I’m a big advocate of data driven programming. My goal is to write as little code as possible, and embed in data as much of the behavior as I can. Decoding IL instructions are a perfect example of where data driven programming makes things easier.

 

There are quite a few IL instructions that branch to another address. The destination is embedded as a relative offset. The relative offset value immediately follows the instruction’s opcode. In a data driven programming approach, I have a structure that represents all the various attributes of each opcode. One of the attributes is whether the instruction branches or not. In the first stab of my code, my output simply had the offset value. Now, let’s say I wanted to get fancy and add additional annotations to the output, for instance indicating if the target is before or after the current instruction. Or I might wish to indicate that the target is the RET instruction at the end of the function. I can add these features in one place in my code and I know that they’ll show up for every branch instruction.  In a non-data drive approach, I’d have to find the code for handling each specific branch instruction and modify it.

 

I included this little digression on data driven programming to help show my delight when I discovered the OPCODE.DEF file in the .NET Framework SDK. If you’re at all curious, go look at it. You’ll see a bunch of lines that begin with “OPDEF”, such as:

 

OPDEF(CEE_LDARG_1, "ldarg.1", Pop0, Push1, InlineNone, // Rest of line omitted

 

It doesn’t take too long to see the similarity to an initialized C++ array of structures. For instance, consider this very much simplified example:

 

struct S

{

  int m_int;

    char * m_str;

};

 

S MyArray[] =

{

    {1, "hello"},

    {2, "goodbye"},

    {3, "Ciao!"},

};

 

In the OPCODE.DEF file, all the OPDEF lines sure look like they’re initializing a structure in an array (albeit with a structure with many more fields than my simplified example above.)

 

What you won’t find in OPCODE.DEF is any sort of structure definition or meaning for OPDEF. However, crafty programmers that we are, it’s easy enough to examine the OPDEF lines and figure out how to declare our own structure (say, “struct ILOpcode”). Next, it’s not hard to write an OPDEF macro that initializes one ILOpcode instance.

 

Given a couple of hours, and a few minor hacks, I had the relevant portions of OPCODE.DEF compiling in C++ as an array of ILOpcode’s.  Once I had the array, the rest of the decoding process was a piece of cake. I’d write a bit of code, and try running it against a .NET executable. When I encountered an instruction that I didn’t handle properly, I’d go back to figure out what needed to be implemented next. By iteratively doing this develop, test, analyze cycle, I had the opcode decoding portion done in a few hours.

 

In the end, I was pleasantly surprised at how much simpler IL is than the x86 instruction set. The biggest simplification is that each IL instruction can have at most one argument (the one pseudo-exception being the SWITCH instruction.)  Similarly, the possible argument sizes are much fewer than in x86 land. Typically, arguments are one or four bytes long.
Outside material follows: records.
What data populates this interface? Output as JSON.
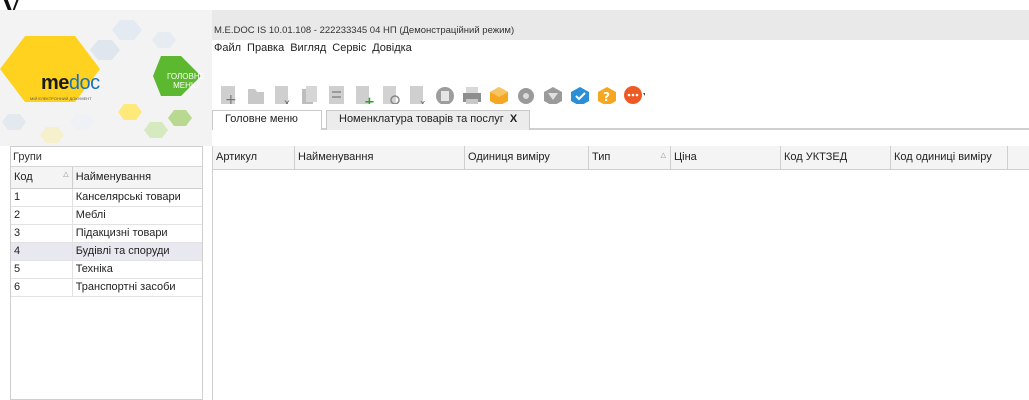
{
  "window": {
    "title": "M.E.DOC IS 10.01.108 - 222233345 04 НП (Демонстраційний режим)"
  },
  "logo": {
    "me": "me",
    "doc": "doc",
    "subtitle": "МІЙ ЕЛЕКТРОННИЙ ДОКУМЕНТ",
    "home_label": "ГОЛОВНЕ МЕНЮ"
  },
  "menu": [
    "Файл",
    "Правка",
    "Вигляд",
    "Сервіс",
    "Довідка"
  ],
  "toolbar_icons": [
    "new-document-icon",
    "open-document-icon",
    "delete-document-icon",
    "copy-icon",
    "edit-icon",
    "add-row-icon",
    "view-icon",
    "remove-row-icon",
    "archive-icon",
    "print-icon",
    "package-icon",
    "settings-icon",
    "filter-icon",
    "shield-icon",
    "help-icon",
    "chat-icon"
  ],
  "tabs": [
    {
      "label": "Головне меню",
      "active": false
    },
    {
      "label": "Номенклатура товарів та послуг",
      "active": true,
      "close": "X"
    }
  ],
  "groups": {
    "title": "Групи",
    "columns": [
      "Код",
      "Найменування"
    ],
    "rows": [
      {
        "code": "1",
        "name": "Канселярські товари"
      },
      {
        "code": "2",
        "name": "Меблі"
      },
      {
        "code": "3",
        "name": "Підакцизні товари"
      },
      {
        "code": "4",
        "name": "Будівлі та споруди"
      },
      {
        "code": "5",
        "name": "Техніка"
      },
      {
        "code": "6",
        "name": "Транспортні засоби"
      }
    ],
    "selected_index": 3
  },
  "main_table": {
    "columns": [
      "Артикул",
      "Найменування",
      "Одиниця виміру",
      "Тип",
      "Ціна",
      "Код УКТЗЕД",
      "Код одиниці виміру"
    ]
  }
}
If you’ve ever had to deal with the x86’s R/M and SIB encodings, you know exactly how much more complicated the x86 instructions are.

 

One final note on code design: It’s important to remember that something like a disassembler may be used in multiple ways.  In one use, you may just display string output to the console. But it would be bad form to simply printf the opcode names and argument values in the opcode decoding code. What happens if you want to use the disassembler in a GUI program? Suddenly your printf statements don’t work.  In a case like this, I’d make the disassembler return a class instance that has all the relevant attributes of the instruction it decoded. This way, the client of the disassembler can decide how the output should be formatted and displayed. It can also implement other useful features like highlighting branch instructions or decoding IL tokens into meaningful names.